O candidato também se dirige aos jornalistas, afirmando que o PT pretende impor o controle social da mídia. Com efeito, o partido não tem uma relação harmoniosa com a imprensa há muito tempo — desde que chegou ao poder, em 2003. E buscou mecanismos para controlá-la. Mas venham cá: o candidato e seus seguidores são bons exemplos de pessoas que respeitam o trabalho dos jornalistas? Nas redes sociais, os fanáticos do bolsonarismo só não chamam de santos aqueles que consideram seus “inimigos”. O resto vale.

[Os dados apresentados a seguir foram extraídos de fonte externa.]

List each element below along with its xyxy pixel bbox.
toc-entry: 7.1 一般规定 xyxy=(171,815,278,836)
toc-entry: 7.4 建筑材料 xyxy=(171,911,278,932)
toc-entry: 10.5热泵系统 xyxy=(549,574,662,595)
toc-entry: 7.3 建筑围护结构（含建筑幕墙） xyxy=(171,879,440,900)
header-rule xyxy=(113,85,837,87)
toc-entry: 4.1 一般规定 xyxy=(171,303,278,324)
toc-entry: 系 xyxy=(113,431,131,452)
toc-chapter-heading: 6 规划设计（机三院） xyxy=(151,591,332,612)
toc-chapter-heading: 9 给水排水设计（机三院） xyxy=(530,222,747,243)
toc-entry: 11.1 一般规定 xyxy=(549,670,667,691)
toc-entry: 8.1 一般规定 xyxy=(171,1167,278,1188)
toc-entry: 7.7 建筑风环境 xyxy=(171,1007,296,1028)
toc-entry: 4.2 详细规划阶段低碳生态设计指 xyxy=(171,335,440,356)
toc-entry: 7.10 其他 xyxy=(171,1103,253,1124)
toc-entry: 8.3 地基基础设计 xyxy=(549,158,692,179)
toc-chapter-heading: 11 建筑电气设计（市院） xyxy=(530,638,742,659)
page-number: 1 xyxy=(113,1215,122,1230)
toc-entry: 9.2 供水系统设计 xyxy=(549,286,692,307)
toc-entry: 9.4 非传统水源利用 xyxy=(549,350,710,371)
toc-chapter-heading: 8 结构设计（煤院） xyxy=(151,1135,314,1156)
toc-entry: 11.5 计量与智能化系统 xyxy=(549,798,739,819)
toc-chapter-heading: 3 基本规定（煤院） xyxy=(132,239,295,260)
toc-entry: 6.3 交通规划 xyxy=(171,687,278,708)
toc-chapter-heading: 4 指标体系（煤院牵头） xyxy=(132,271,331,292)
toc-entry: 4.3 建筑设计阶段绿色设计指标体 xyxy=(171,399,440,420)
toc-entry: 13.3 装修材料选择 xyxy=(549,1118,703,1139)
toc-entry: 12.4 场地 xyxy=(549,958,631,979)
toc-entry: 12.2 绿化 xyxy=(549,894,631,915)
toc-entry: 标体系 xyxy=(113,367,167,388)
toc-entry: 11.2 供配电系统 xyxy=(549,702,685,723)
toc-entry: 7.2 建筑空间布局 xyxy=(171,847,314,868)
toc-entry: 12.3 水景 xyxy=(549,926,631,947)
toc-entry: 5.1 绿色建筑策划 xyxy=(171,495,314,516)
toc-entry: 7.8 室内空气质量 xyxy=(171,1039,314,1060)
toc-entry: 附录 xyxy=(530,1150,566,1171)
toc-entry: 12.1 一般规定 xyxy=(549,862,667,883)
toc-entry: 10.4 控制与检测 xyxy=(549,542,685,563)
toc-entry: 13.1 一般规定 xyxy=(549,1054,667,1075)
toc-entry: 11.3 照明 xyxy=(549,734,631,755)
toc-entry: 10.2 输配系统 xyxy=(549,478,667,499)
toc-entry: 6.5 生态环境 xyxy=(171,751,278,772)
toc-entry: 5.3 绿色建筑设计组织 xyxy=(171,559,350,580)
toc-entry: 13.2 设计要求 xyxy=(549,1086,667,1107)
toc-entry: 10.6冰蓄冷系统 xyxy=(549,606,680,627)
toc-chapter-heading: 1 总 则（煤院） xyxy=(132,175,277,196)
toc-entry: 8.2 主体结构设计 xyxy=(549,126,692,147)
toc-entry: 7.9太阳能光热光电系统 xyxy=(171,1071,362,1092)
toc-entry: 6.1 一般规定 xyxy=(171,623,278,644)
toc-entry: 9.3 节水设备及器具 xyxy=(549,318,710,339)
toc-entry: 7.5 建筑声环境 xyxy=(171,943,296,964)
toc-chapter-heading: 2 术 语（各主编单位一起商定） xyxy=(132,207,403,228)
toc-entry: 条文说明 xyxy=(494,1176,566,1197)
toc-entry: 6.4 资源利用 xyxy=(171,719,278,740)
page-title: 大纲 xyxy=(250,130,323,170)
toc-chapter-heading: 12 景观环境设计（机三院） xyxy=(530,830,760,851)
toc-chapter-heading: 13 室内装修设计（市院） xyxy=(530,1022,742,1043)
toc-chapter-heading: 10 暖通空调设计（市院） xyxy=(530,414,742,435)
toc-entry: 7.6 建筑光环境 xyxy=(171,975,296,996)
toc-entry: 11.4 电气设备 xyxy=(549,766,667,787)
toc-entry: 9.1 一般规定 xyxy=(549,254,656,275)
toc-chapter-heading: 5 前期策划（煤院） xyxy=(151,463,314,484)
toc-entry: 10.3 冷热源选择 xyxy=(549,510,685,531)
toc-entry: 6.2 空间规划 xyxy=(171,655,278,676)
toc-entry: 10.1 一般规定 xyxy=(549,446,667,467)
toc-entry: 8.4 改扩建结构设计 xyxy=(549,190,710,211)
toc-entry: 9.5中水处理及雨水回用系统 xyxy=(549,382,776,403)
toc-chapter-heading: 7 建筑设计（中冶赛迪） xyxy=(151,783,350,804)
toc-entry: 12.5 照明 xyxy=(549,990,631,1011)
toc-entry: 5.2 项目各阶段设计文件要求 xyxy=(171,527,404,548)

Bolsonaro que diga o diabo sobre o PT, e o partido que responda como achar melhor. É da política. Mas é inaceitável que diga que qualquer outro resultado que não a sua vitória constituirá fraude. Venham cá: caso ele vença, mesmo sem voto impresso, será, então, um sinal de que o aparato supostamente montado para fraudar a eleição terá falhado? Ou terá havido fraude em favor de Bolsonaro?